La iniciativa tuvo su punto de partida entre el domingo y lunes de la semana anterior, el miércoles se señó el producto, concluyéndose el pago durante el último viernes. Esto resulta un movimiento extraordinario si se trata de solidarizarse. “Una vez que terminó el pago, avisamos que el que quería podía seguir aportando a la cooperativa del Hospital”, sostuvo Leani.

El ecógrafo ya se encuentra abonado, por lo que en el transcurso de esta semana arribará a General Pico para ser puesto en funcionamiento. “No he hablado con gente del hospital, sé que referentes de la Rural sí lo han hecho. Desde la Cámara hemos estado colaborando en la difusión y cuestiones que hicieron a la organización”, indicó Leani.

Solidaridad

Son estos momentos de crisis donde se observa el espíritu de las personas que conforman una sociedad y así lo reflejaron estos voluntarios: “Cuando ocurren estas cosas, aparece la gente que quiere apoyar y de los muchos de los que invitamos a participar, algunos nos decían: ‘nosotros ya aportamos en la Cooperativa’, ‘colaboramos en tal lado’ y ahí te das cuenta que todos dan su mano para ayudar”, señaló.
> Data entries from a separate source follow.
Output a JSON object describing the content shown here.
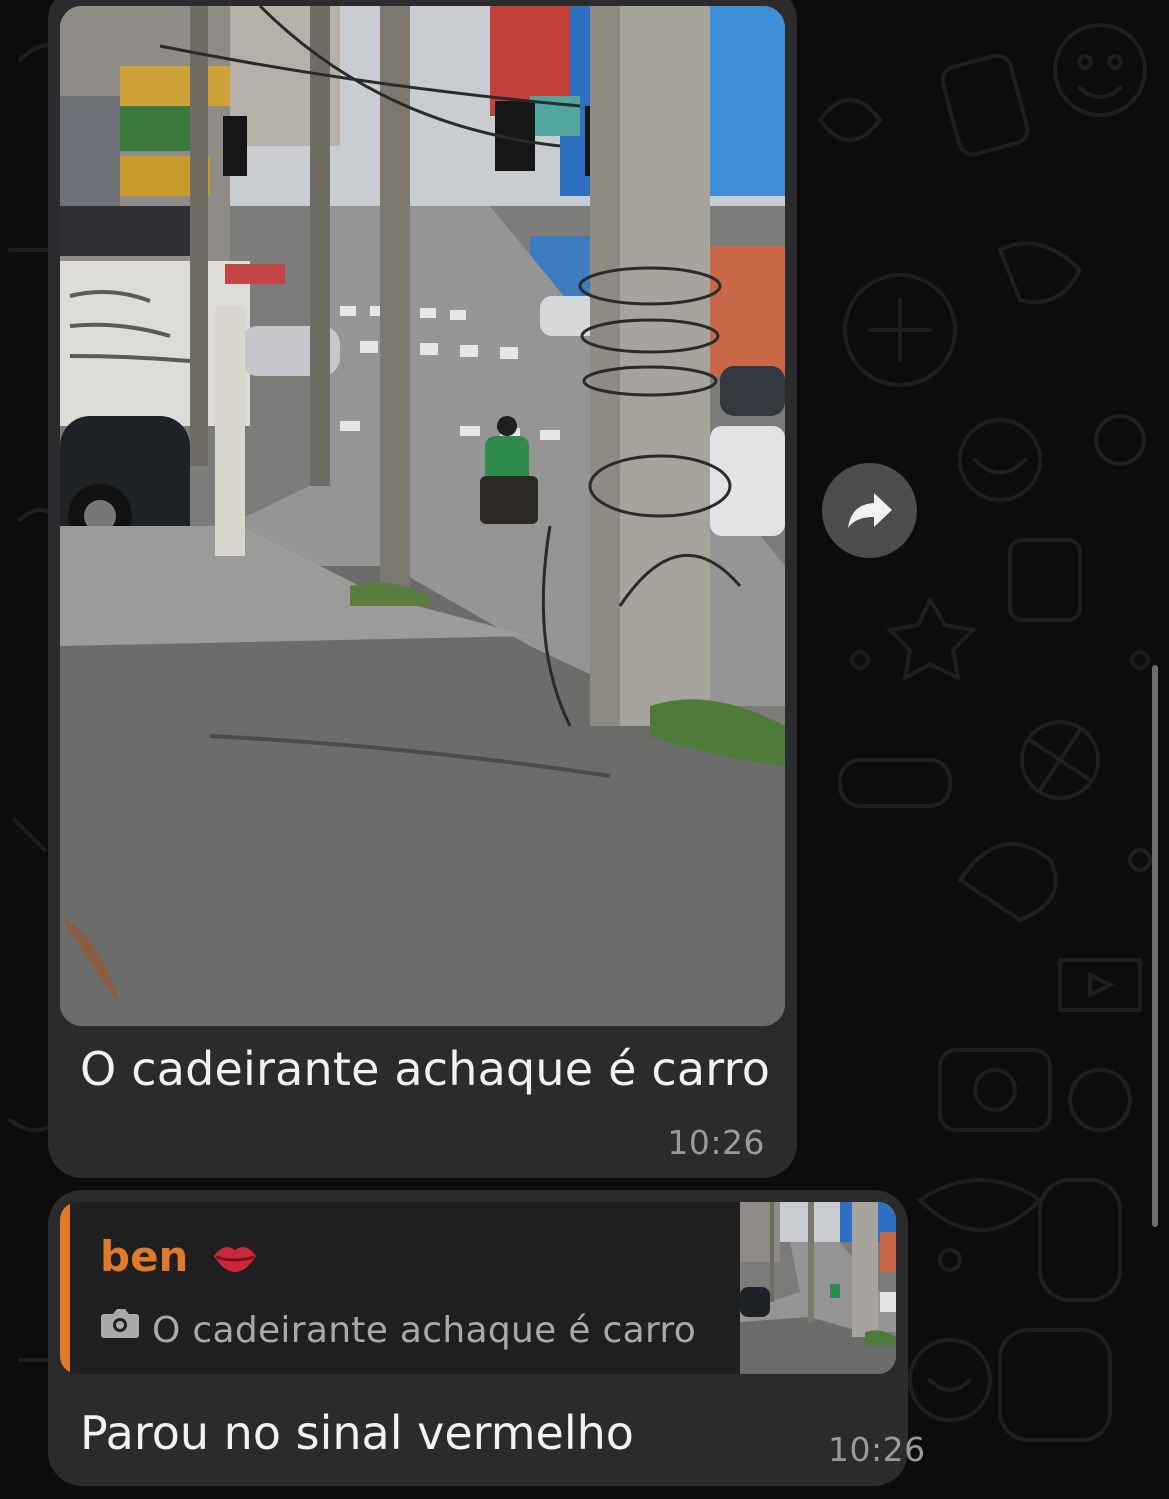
{
  "messages": [
    {
      "type": "photo",
      "caption": "O cadeirante achaque é carro",
      "time": "10:26"
    },
    {
      "type": "reply",
      "quoted": {
        "sender": "ben",
        "sender_emoji": "💋",
        "text": "O cadeirante achaque é carro",
        "media_icon": "camera-icon",
        "accent_color": "#e07a2a"
      },
      "text": "Parou no sinal vermelho",
      "time": "10:26"
    }
  ],
  "actions": {
    "forward_icon": "forward-arrow-icon"
  },
  "theme": {
    "bubble_color": "#2b2b2d",
    "background": "#0c0c0d",
    "reply_accent": "#e07a2a",
    "time_color": "#9a9a9c"
  }
}
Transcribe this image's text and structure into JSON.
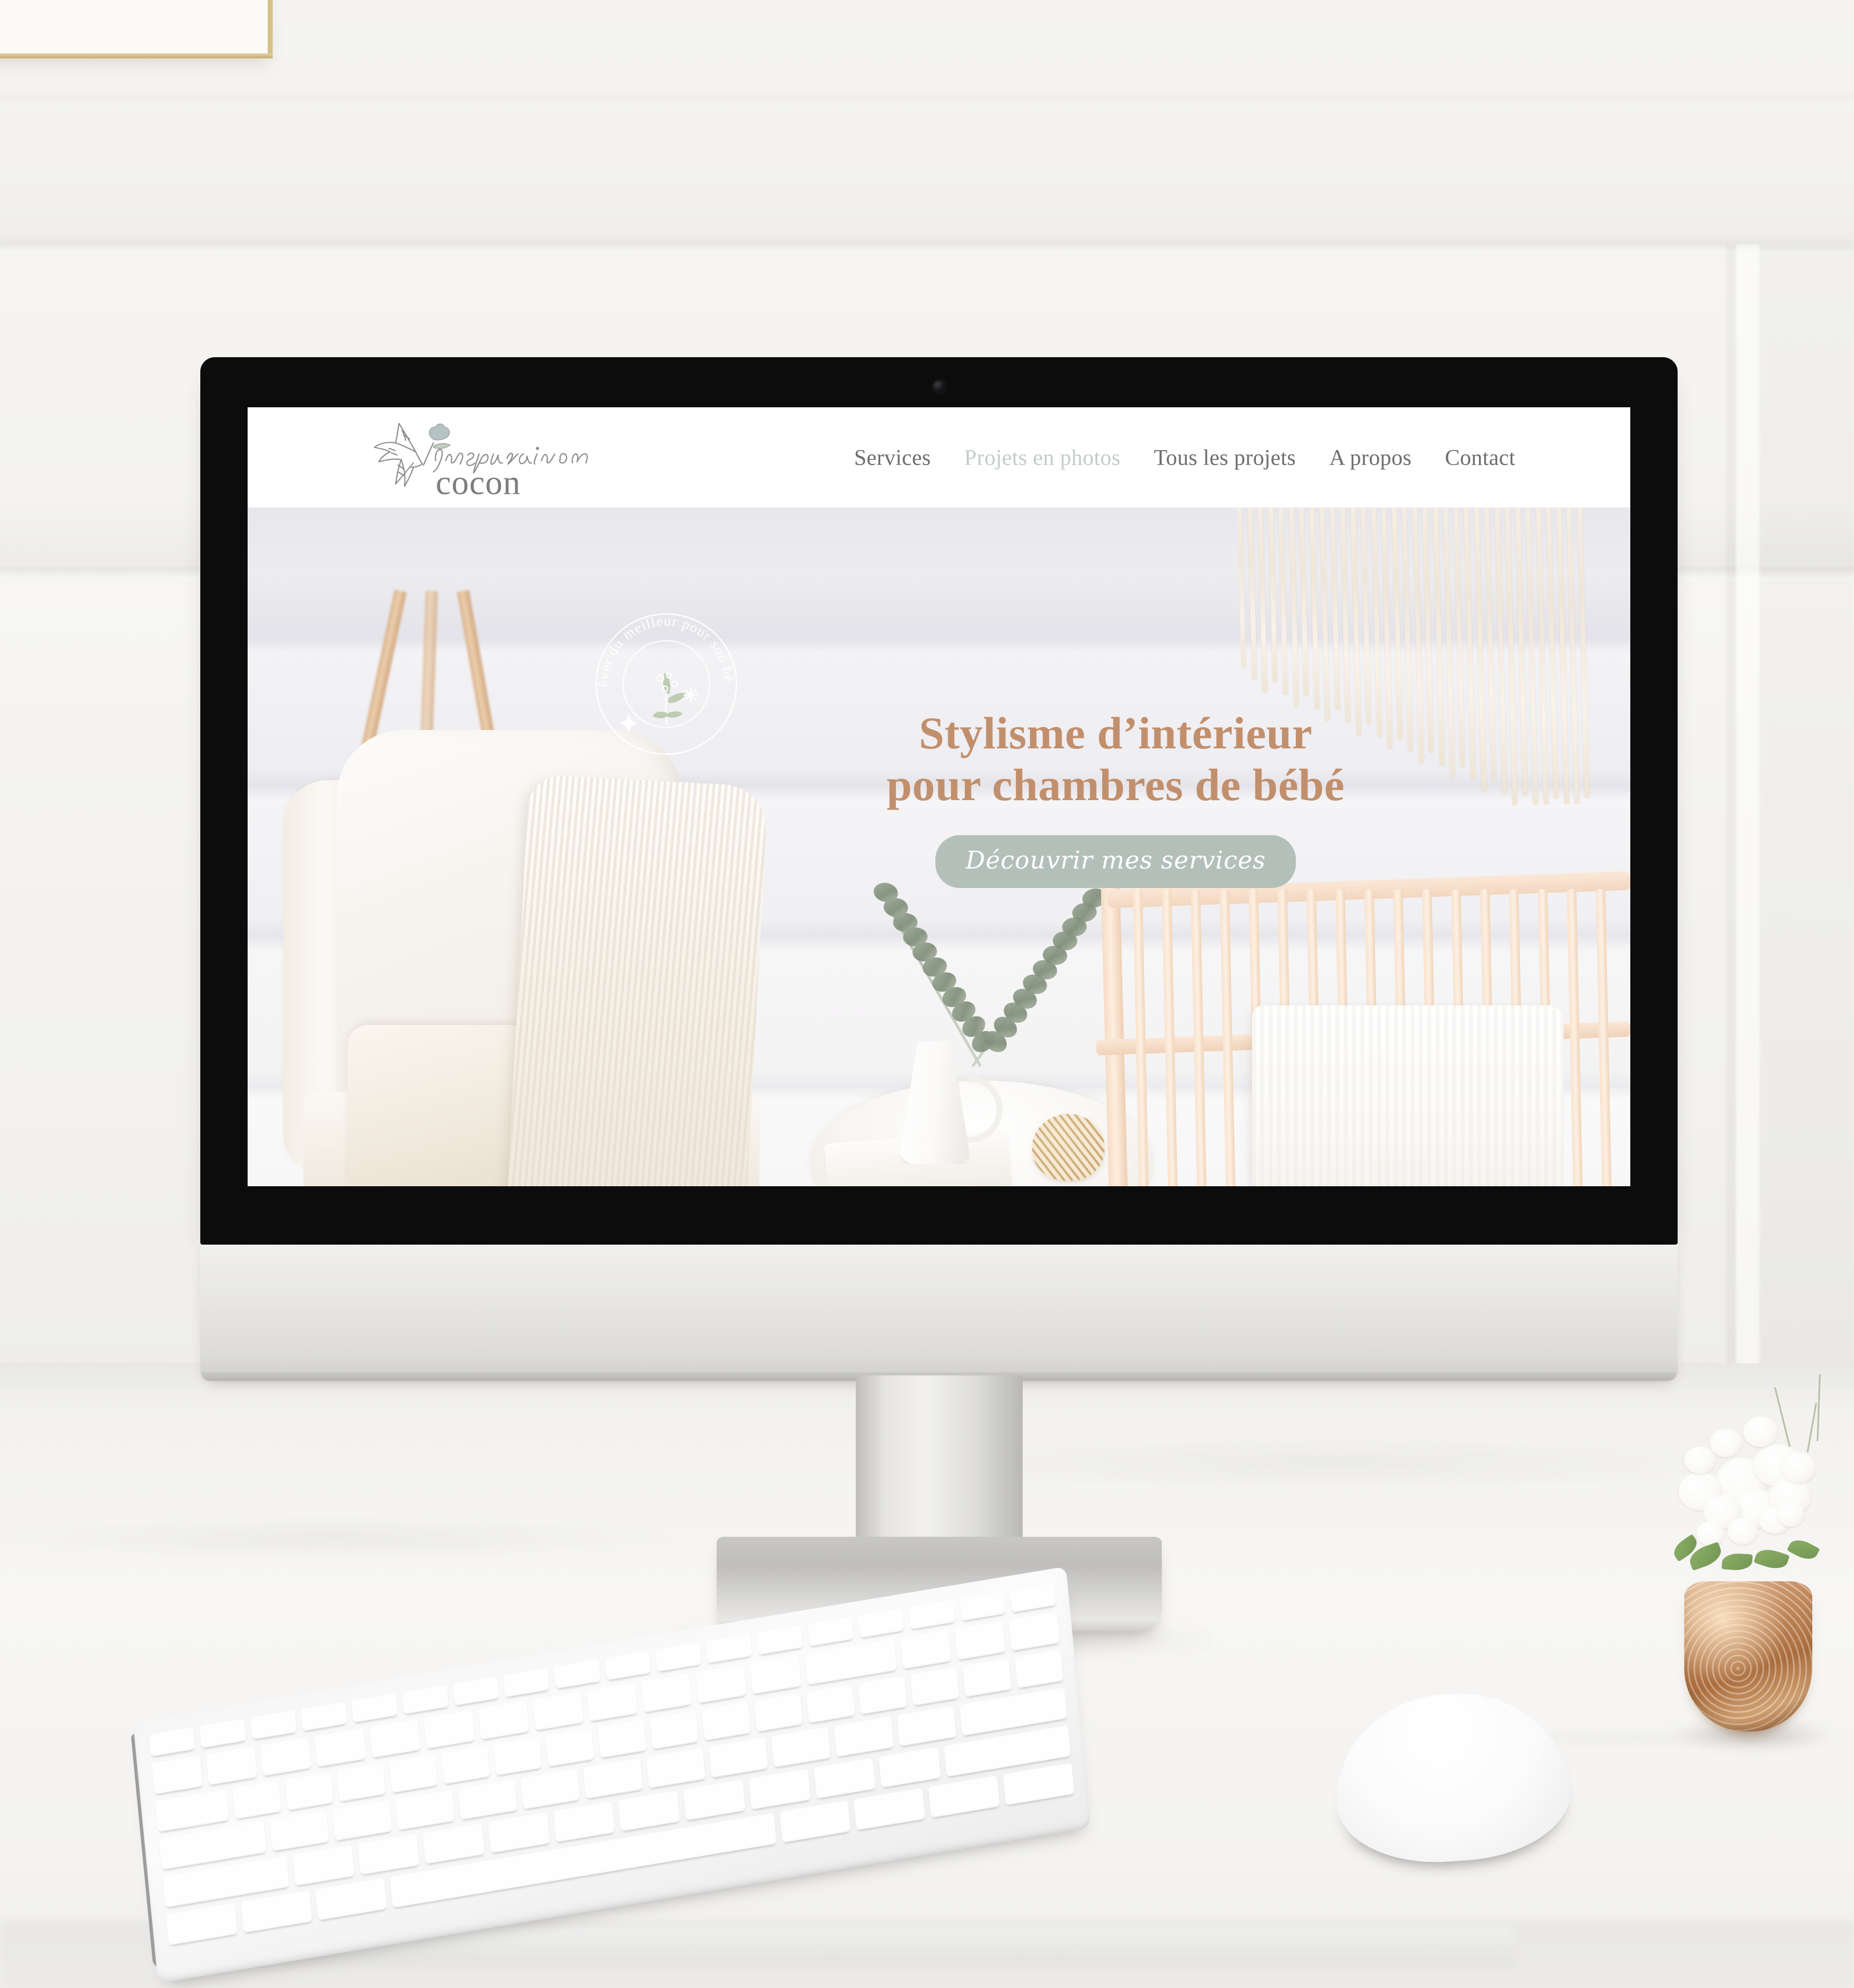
{
  "scene": {
    "device": "imac-desktop-computer",
    "surface": "white-marble-desk",
    "decor": [
      "gold-picture-frame",
      "white-flowers-copper-vase"
    ],
    "peripherals": [
      "apple-wireless-keyboard",
      "apple-magic-mouse"
    ]
  },
  "website": {
    "brand": {
      "script_word": "inspiration",
      "serif_word": "cocon",
      "logo_icon": "dove-with-flower-icon"
    },
    "nav": {
      "items": [
        {
          "label": "Services",
          "state": "default"
        },
        {
          "label": "Projets en photos",
          "state": "muted"
        },
        {
          "label": "Tous les projets",
          "state": "default"
        },
        {
          "label": "A propos",
          "state": "default"
        },
        {
          "label": "Contact",
          "state": "default"
        }
      ]
    },
    "hero": {
      "badge": {
        "circular_text": "Rêver du meilleur pour son bébé",
        "center_icon": "botanical-sprig-icon"
      },
      "title_line1": "Stylisme d’intérieur",
      "title_line2": "pour chambres de bébé",
      "cta_label": "Découvrir mes services",
      "photo_alt": "chambre de bébé — fauteuil, plaid, eucalyptus et lit à barreaux"
    }
  },
  "colors": {
    "hero_title": "#c28f6c",
    "cta_background": "#b2c0b9",
    "cta_text": "#ffffff",
    "nav_default": "#6e6e6e",
    "nav_muted": "#c3cdc8",
    "logo_serif": "#7d7d7d",
    "badge_stroke": "#ffffff",
    "bezel": "#0c0c0d",
    "chin": "#e8e7e5",
    "wall": "#f4f3f0",
    "desk": "#f5f4f2",
    "frame_gold": "#d8c08d",
    "vase_copper": "#b0703f"
  }
}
Relató, sin embargo, que al conocer la cifra del ecógrafo portátil sintieron cierto temor por no poder alcanzar la cifra que habilitaría su envío. En este sentido, reconoció que no era fácil lograrlo: “Son dos millones de pesos, si te largas y no llegas ¿después qué haces?, pero por suerte pudimos llegar. La gente se comportó bien”, cerró el presidente de CAPROMA.